Jonathan and I just recently celebrated our 7 year wedding anniversary. And today is my last day as a 30 year old. Over the weekend, we got to have lunch with my best friend from HS and Jonathan’s best friend from college. (Fun fact, my MOH married his best man.) And it was one of those time warping experiences where you just can’t fathom where the time went.
It’s easy for me to transport back into my high school bedroom, into my 15 year old mind. I promised myself back then I’d never forget what it was like to be a teenager. I felt so misunderstood back then. So unheard. And yet here I am, a full blown adult unable to understand how we got here.
Our friends have son. A whole human child created from just the two of them. And in that conversation, you know, the one where you debate “the what ifs,” we came to an odd conclusion. If Sophia hadn’t invited Kelly to my house one Friday night, much to my dismay, there is so much in our lives that wouldn’t have been. Or, if Jonathan hadn’t stopped that afternoon in the Millbrook parking lot to see if I was okay. A whole human, a whole person wouldn’t exist.
They met because Jonathan and I invited each of them respectively on a spring break trip in 2007. Invited is probably too kind a word. We basically forced them to tag along. It was an amazing trip, packed full of hilarious inside jokes and memories we’ll hold on to forever.
I miss them often. We grew up. Got married. Became adults. But it’s nice to see that no matter how much time passes, how much life passes, some things are always truth.
I don’t know what it is about 7 years, but that feels like a lifetime. When I was a teenager, I immediately assumed people were ancient if they’d been married more than 5 years . I don’t know when we became the adults in the room.

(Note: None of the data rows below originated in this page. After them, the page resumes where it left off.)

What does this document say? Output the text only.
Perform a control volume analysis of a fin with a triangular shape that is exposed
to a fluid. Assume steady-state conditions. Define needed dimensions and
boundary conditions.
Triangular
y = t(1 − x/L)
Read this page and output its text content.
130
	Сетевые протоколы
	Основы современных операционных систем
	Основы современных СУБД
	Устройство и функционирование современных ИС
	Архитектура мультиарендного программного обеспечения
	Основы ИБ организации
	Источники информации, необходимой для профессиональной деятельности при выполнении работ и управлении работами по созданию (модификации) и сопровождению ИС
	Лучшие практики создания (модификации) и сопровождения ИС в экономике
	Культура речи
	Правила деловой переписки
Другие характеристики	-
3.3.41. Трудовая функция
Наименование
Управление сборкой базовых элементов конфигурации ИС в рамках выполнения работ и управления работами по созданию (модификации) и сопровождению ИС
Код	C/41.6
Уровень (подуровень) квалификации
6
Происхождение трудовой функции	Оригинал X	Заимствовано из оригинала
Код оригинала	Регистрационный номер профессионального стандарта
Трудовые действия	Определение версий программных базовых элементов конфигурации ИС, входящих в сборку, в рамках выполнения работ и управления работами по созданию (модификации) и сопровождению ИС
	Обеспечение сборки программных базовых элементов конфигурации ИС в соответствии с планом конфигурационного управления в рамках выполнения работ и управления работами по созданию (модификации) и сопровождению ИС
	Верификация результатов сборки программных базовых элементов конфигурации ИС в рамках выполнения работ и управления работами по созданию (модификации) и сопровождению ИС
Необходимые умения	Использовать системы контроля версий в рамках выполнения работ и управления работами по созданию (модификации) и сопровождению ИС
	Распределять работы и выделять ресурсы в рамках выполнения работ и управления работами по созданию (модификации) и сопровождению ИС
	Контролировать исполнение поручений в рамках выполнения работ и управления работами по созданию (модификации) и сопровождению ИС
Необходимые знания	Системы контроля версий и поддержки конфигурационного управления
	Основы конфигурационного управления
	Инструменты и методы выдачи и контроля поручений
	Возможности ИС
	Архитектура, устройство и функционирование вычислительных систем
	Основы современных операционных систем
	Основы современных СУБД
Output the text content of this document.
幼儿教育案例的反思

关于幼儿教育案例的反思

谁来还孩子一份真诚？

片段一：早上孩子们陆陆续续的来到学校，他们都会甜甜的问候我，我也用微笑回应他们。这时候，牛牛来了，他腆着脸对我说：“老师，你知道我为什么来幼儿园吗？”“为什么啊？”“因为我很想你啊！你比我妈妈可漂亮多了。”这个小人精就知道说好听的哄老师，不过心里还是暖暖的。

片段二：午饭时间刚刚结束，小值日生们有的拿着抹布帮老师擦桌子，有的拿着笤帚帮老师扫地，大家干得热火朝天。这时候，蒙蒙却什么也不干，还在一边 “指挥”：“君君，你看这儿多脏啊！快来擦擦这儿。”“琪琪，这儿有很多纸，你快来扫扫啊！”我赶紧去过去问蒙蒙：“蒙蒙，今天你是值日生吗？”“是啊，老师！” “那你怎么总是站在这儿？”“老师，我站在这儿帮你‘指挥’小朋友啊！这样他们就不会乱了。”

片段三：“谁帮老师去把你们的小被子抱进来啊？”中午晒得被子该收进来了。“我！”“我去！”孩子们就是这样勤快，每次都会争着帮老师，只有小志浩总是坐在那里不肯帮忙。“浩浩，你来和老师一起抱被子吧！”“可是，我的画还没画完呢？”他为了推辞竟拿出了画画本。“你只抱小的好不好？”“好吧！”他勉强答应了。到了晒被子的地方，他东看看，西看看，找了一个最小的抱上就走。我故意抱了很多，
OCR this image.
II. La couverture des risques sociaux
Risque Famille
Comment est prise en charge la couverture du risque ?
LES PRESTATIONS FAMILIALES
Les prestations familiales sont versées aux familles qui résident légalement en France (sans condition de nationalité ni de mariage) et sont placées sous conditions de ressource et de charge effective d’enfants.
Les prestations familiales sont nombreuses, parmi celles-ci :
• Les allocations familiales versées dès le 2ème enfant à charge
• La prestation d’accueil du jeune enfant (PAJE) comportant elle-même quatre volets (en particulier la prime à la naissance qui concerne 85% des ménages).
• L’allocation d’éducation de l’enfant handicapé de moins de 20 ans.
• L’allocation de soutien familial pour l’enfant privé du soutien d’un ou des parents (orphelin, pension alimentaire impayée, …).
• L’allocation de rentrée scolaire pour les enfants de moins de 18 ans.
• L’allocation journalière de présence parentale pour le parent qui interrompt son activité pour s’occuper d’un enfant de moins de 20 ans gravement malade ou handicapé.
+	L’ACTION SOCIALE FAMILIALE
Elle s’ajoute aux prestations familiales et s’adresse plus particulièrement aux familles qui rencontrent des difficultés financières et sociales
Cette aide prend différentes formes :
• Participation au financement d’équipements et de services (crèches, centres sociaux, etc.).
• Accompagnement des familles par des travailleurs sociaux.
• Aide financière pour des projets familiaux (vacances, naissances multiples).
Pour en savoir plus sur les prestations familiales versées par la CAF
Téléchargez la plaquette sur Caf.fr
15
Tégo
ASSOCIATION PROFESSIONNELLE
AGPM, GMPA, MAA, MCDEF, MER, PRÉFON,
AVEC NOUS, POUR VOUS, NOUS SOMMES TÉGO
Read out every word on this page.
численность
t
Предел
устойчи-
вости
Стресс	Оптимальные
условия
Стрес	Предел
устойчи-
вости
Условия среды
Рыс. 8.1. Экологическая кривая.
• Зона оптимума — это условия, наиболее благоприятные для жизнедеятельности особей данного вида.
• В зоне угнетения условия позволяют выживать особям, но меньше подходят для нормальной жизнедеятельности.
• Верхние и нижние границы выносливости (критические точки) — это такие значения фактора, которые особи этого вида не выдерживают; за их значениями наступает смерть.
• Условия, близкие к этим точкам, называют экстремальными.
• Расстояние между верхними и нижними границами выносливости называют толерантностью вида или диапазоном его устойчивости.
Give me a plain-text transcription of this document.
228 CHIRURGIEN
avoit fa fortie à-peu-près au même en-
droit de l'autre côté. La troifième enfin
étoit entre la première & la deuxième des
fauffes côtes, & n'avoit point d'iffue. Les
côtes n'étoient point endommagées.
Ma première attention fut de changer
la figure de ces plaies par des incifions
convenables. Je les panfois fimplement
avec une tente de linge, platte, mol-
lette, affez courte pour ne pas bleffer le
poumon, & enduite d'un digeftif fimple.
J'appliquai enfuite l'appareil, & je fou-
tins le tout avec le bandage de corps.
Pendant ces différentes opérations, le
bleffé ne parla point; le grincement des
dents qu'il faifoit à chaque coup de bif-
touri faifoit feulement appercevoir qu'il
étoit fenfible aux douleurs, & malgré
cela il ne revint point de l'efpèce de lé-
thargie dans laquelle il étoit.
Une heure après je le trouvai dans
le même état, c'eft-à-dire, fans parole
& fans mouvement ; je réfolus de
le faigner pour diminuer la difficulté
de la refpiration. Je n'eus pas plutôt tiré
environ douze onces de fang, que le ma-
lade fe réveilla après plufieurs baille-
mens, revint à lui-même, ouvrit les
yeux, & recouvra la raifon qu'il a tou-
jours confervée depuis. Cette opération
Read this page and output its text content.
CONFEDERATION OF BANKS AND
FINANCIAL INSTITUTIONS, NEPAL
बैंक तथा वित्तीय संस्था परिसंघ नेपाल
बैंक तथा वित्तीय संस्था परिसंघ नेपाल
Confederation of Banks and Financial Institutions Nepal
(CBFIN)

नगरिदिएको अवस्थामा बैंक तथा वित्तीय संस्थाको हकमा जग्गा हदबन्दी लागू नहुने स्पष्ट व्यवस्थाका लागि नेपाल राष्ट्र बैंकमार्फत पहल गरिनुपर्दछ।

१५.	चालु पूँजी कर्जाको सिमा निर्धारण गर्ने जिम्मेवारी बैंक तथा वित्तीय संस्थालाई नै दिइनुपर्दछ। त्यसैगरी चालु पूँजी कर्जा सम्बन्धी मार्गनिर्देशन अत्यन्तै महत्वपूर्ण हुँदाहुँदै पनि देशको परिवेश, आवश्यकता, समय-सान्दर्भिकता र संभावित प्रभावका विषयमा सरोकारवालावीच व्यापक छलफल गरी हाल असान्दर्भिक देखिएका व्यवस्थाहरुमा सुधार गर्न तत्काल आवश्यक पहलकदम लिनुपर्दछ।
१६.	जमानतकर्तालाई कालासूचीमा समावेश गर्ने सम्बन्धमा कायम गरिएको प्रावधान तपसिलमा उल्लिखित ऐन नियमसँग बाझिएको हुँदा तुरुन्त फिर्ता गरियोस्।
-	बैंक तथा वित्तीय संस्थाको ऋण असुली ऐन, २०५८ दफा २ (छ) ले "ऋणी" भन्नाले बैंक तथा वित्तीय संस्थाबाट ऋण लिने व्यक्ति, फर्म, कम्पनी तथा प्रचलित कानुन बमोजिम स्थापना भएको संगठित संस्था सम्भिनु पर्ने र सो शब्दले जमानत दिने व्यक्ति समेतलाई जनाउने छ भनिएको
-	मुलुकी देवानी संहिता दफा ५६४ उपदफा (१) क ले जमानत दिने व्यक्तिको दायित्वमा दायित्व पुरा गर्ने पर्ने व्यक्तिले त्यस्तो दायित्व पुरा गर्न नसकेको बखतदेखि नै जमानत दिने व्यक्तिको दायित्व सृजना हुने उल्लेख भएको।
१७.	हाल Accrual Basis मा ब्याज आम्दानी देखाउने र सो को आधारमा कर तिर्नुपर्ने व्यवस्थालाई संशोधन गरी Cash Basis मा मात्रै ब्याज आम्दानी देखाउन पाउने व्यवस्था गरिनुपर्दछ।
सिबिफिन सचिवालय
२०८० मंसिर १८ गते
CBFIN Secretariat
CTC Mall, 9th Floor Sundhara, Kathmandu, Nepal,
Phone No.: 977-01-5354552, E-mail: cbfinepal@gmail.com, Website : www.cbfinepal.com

So it just goes to show you that the time passes without your consent.
Jonathan and I were listening to a sermon about marriage on the way home last night. The preacher confessed that his first 7 years of marriage were flat out awful. But he goes on to say that there’s something magical in the aftermath. There’s bliss inside the moment when you can look at your spouse and know you’ve made it through to the other side.
Instinctively, Jonathan and I gave each other a high five.